Le lendemain 18, nous restâmes chez nous. Dès le matin, les esclaves du roi nous apportèrent de sa part et de celles de quelques-unes de ses femmes, d’abondantes provisions ; malheureusement elles étaient préparées à la mode culinaire du pays, ce qui les rendait peu attrayantes pour des palais européens. C’étaient des volailles coupées par fragments, et cuites dans l’huile de palme ; des boules de pâte de manioc ou de mais roulées dans des feuilles de bananier ; une espèce d’épinard à l’huile, etc., etc.

Tout cela était contenu dans des calebasses ou couis de la plus exquise propreté, ce qui nous permit d’y goûter ; mais il nous fut impossible de vaincre la répugnance que nous inspirait le goût âcre et rance de l’huile de palme.

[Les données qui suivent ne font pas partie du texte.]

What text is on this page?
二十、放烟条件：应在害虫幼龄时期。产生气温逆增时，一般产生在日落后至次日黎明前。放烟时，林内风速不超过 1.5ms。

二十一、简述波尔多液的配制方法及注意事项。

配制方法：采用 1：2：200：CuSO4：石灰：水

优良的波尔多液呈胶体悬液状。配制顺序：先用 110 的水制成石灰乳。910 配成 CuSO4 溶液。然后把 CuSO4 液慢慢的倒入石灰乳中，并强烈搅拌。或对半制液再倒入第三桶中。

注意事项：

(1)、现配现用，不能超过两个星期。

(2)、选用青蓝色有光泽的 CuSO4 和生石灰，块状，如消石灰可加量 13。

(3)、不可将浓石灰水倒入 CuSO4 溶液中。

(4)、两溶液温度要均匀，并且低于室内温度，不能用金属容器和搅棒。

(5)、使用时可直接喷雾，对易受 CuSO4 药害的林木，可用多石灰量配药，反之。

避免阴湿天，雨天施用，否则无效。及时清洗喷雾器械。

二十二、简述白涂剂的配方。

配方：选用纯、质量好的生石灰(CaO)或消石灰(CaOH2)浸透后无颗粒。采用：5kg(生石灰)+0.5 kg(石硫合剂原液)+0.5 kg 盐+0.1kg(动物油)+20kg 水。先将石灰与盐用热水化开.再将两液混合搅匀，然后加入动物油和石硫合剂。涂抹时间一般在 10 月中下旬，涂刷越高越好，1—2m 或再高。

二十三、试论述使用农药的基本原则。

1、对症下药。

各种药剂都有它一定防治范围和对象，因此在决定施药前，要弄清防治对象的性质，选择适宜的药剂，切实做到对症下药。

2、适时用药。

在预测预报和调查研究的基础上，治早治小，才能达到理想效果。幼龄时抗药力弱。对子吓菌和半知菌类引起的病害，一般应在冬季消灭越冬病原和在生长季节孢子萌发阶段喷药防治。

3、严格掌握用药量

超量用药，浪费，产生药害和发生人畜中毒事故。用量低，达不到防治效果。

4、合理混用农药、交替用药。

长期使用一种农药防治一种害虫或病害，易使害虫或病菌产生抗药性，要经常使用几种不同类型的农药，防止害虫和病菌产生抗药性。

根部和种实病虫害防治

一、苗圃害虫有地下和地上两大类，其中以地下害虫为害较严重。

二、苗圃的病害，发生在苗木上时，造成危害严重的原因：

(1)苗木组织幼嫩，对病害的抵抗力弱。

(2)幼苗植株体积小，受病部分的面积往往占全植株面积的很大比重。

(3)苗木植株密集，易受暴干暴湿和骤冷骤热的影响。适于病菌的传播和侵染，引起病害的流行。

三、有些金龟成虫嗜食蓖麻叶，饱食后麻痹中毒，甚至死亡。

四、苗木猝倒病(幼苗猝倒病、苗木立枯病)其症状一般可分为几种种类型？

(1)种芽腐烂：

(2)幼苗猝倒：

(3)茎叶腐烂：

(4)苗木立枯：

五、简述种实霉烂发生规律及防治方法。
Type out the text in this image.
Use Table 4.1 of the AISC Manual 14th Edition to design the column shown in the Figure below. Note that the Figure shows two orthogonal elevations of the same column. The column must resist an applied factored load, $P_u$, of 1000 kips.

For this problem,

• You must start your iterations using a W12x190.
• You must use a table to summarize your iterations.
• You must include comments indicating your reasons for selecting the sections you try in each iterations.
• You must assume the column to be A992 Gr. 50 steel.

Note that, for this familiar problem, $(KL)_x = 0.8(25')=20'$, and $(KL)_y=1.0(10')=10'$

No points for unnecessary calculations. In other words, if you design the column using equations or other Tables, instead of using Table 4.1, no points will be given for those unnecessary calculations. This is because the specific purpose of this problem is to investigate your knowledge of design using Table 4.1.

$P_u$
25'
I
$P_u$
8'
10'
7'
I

Le capitaine fit distribuer ces vivres à notre escorte, qui ne se fit pas prier pour faire honneur à la cuisine royale. Cette politesse du roi ne se démentit pas un seul jour pendant tout le temps de notre séjour à Abomey ; mais averti sans doute que sa cuisine nous était antipathique, il nous envoya, en outre, des volailles vivantes, quelquefois un bœuf et des cabris.

Quelques chefs suivirent son exemple, et vinrent même nous faire visite, dans l’espoir probablement de recevoir quelques cadeaux, mais ils furent déçus dans leur attente : connaissant l’avidité des nègres, nous pensâmes que, ne pouvant contenter tout le monde, il valait mieux ne pas faire d’envieux.

Je profitai de cette journée de repos pour aller visiter la ville, accompagné de l’interprète et d’un des chefs de notre escorte, qui, je crois, avait mission de ne pas me quitter d’un pas.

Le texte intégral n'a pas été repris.